Но народу явилось мало, сидели с равнодушными лицами, словно повинность отбывали. Лишь немолодая полная женщина плакала в первом ряду, прикрывая лицо платком. И глядя на нее, Семченко вдруг рассказал о Вавилонской башне, хотя вовсе не собирался, ни к чему было, да и человек, уговоривший его выступить, такой порыв мог не одобрить.

Потом женщина подняла голову, и Семченко узнал Альбину Ивановну.

Сразу не по себе стало. После выступления он бросился ее искать, хотел объясниться, но так и не нашел.

А теперь вот снова появились эсперанто-клубы — и здесь, и в Москве. Недели две назад он видел афишу:

«Эсперанто — язык мира и дружбы. Он в 10—12 раз легче любого из иностранных языков. Желающие приглашаются на курсы, справки по телефону…»

Может, об этом обо всем сегодня и рассказать?

Семченко долго не мог взять в толк, почему Балина привели в губчека под конвоем, а Ванечка до объяснений не снизошел и на допросе присутствовать тоже не позволил. Цельную картину Семченко составил лишь после того, как Караваев, сжалившись, вышел покурить с ним в коридор, где коротко изложил события минувшего дня.

Утром Ванечка нашел Балина, показал ему письмо об орфографии имен собственных и поинтересовался как у секретаря клуба, не знаком ли почерк. Балин назвал Линева. При этом как бы между прочим он заметил, что видит письмо впервые и печати на него не ставил, поставил, видимо, сам Линев. А на вопрос, часто ли такое бывает, объяснил, что по принятому в январе уставу такого быть вообще не может: во избежание ошибок, способных компрометировать уровень клубного эсперанто, письма проходят двойную проверку — председателя и секретаря, после чего ставится печать.

Сославшись на занятость, Ванечка попросил Балина передать Линеву, чтобы тот вечером зашел в губчека, к Караваеву. За Линевым установили наблюдение и надеялись, что, встревожившись сообщением Балина, председатель «Эсперо» предпримет какие-то действия. Кроме того, по просьбе Ванечки Балин написал дословный перевод письма.

Вернувшись, Ванечка сравнил его с тем, который был сделан еще в Петрограде. Причем обнаружились любопытные, хотя, казалось бы, второстепенные различия. Петроградский перевод был ясен и недвусмыслен, а балинский изобиловал темными местами. Плохое знание языка исключалось в обоих случаях. Возникала мысль, что Балин нарочно стремится создать впечатление, будто в письме имеется какой-то иной, тайный смысл. Двойное дно.

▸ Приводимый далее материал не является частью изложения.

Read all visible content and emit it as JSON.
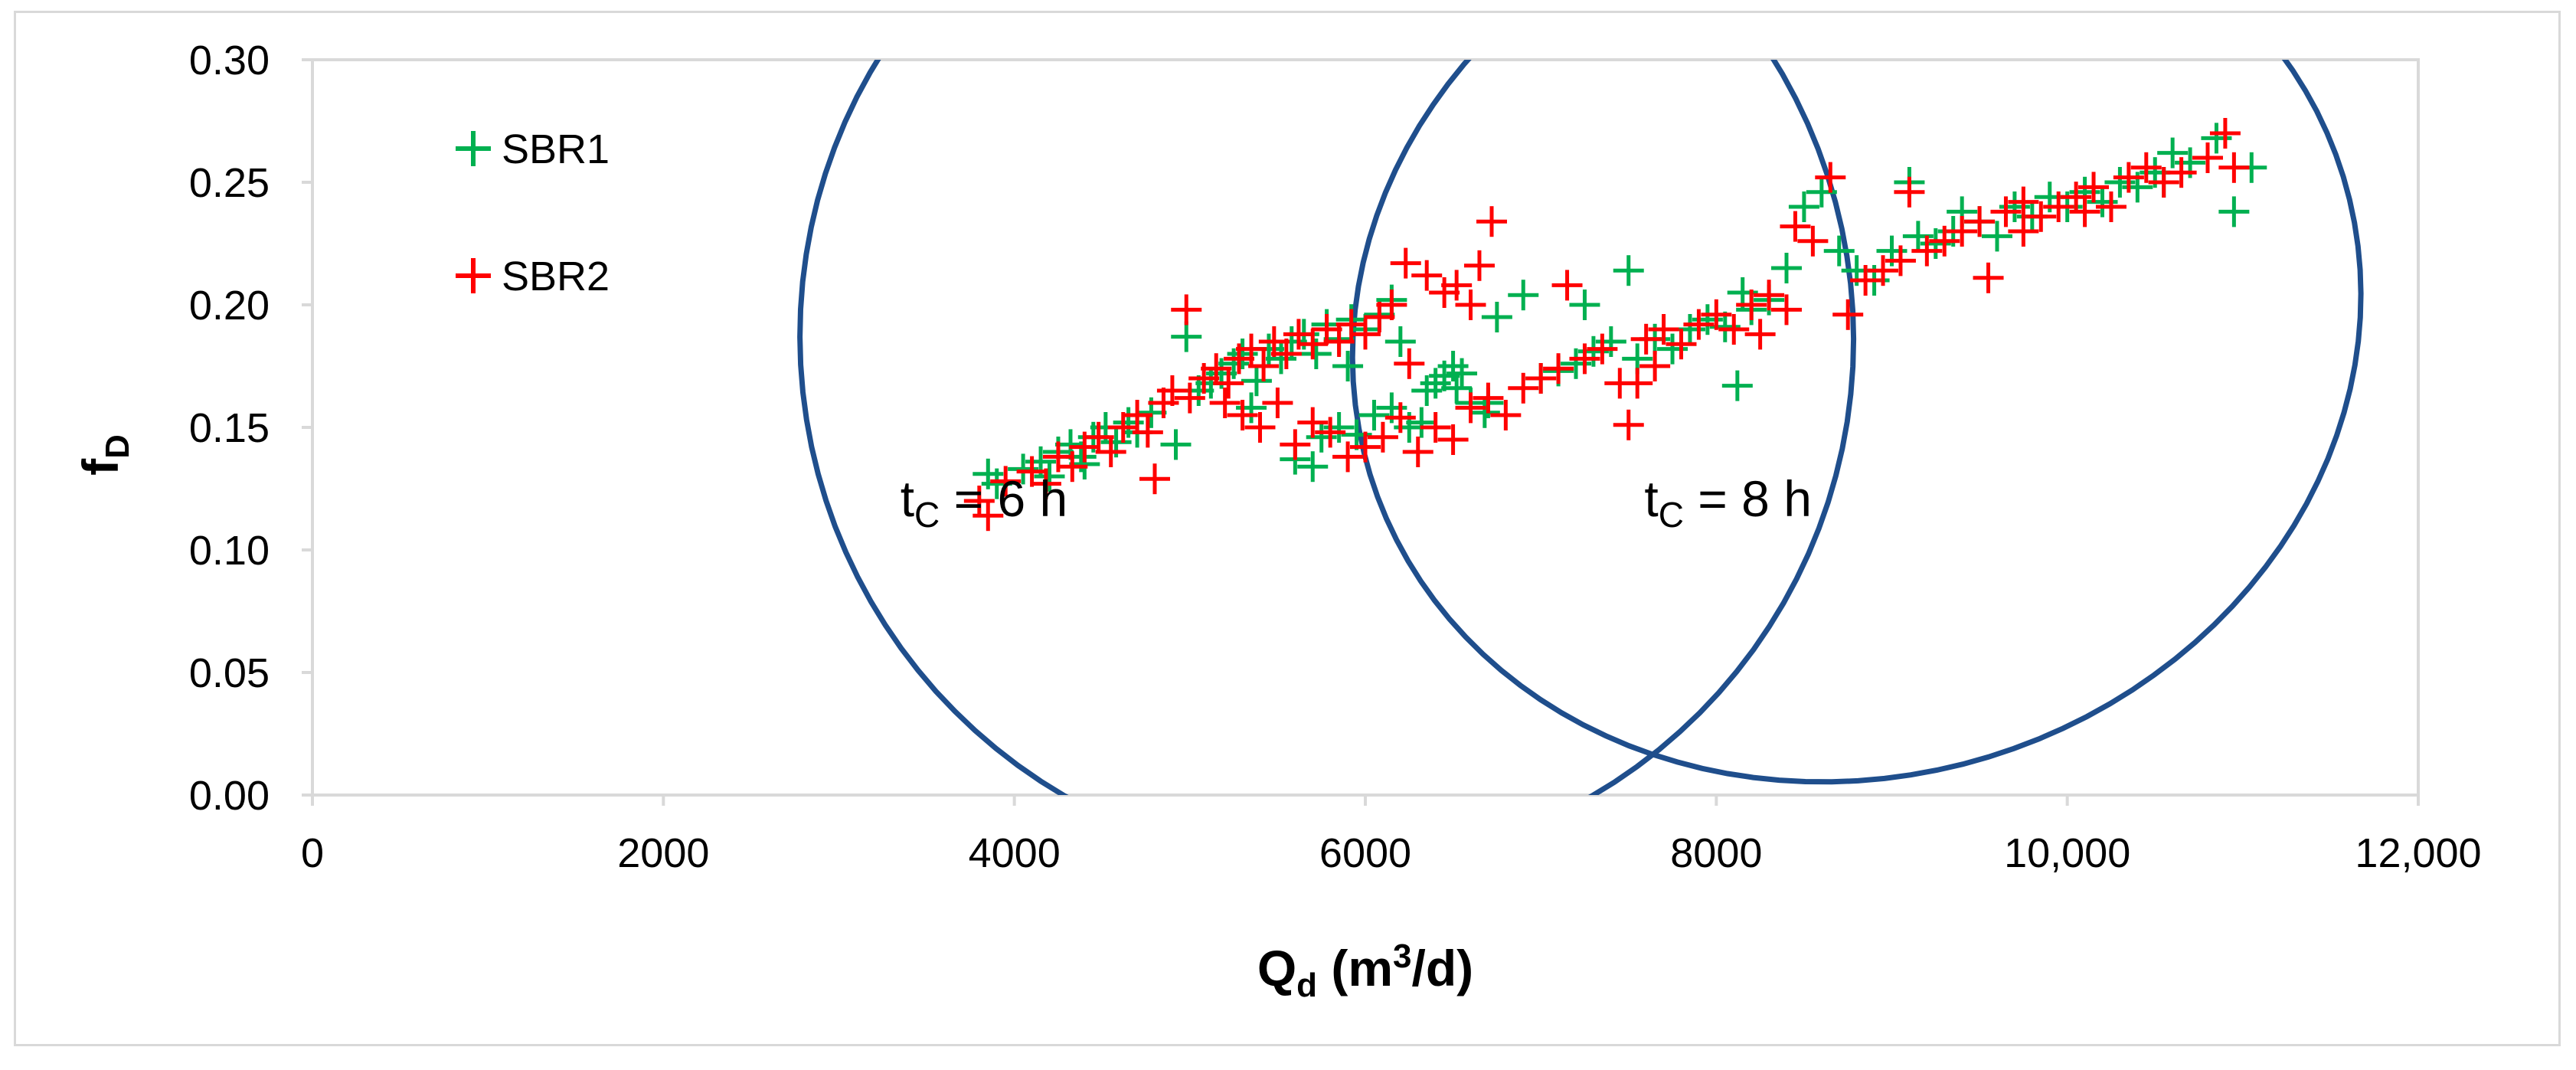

Это было подозрительно, и наблюдение решили установить за Балиным тоже.

А после допроса Семченко, когда выяснилось положение дел с клубным архивом, выработали окончательный план. Он был чрезвычайно прост и строился на нескольких довольно зыбких предположениях. Если копии письма в архиве нет, то Линев, возможно, попытается ее туда подложить, чтобы отвести от себя подозрение. Или как-то по-другому себя выдаст. Если копия есть, Балин захочет ее унести, стремясь бросить подозрение на Линева. В любом случае кто-то из них должен был объявиться в Стефановском училище. Соответственно, Линева следовало арестовать при входе, а Балина при выходе.

Правда, к вечеру, когда выяснилось, что Балин просьбу Ванечки проигнорировал и никуда не ходил, Линева уже не брали в расчет.

Один человек весь день стоял у Стефановского училища, караулил парадный вход. Но к вечеру сообразили, что этого мало, решили окружить училище со всех сторон, однако едва не опоздали — подошли, когда этот рыжий студент уже входил во двор.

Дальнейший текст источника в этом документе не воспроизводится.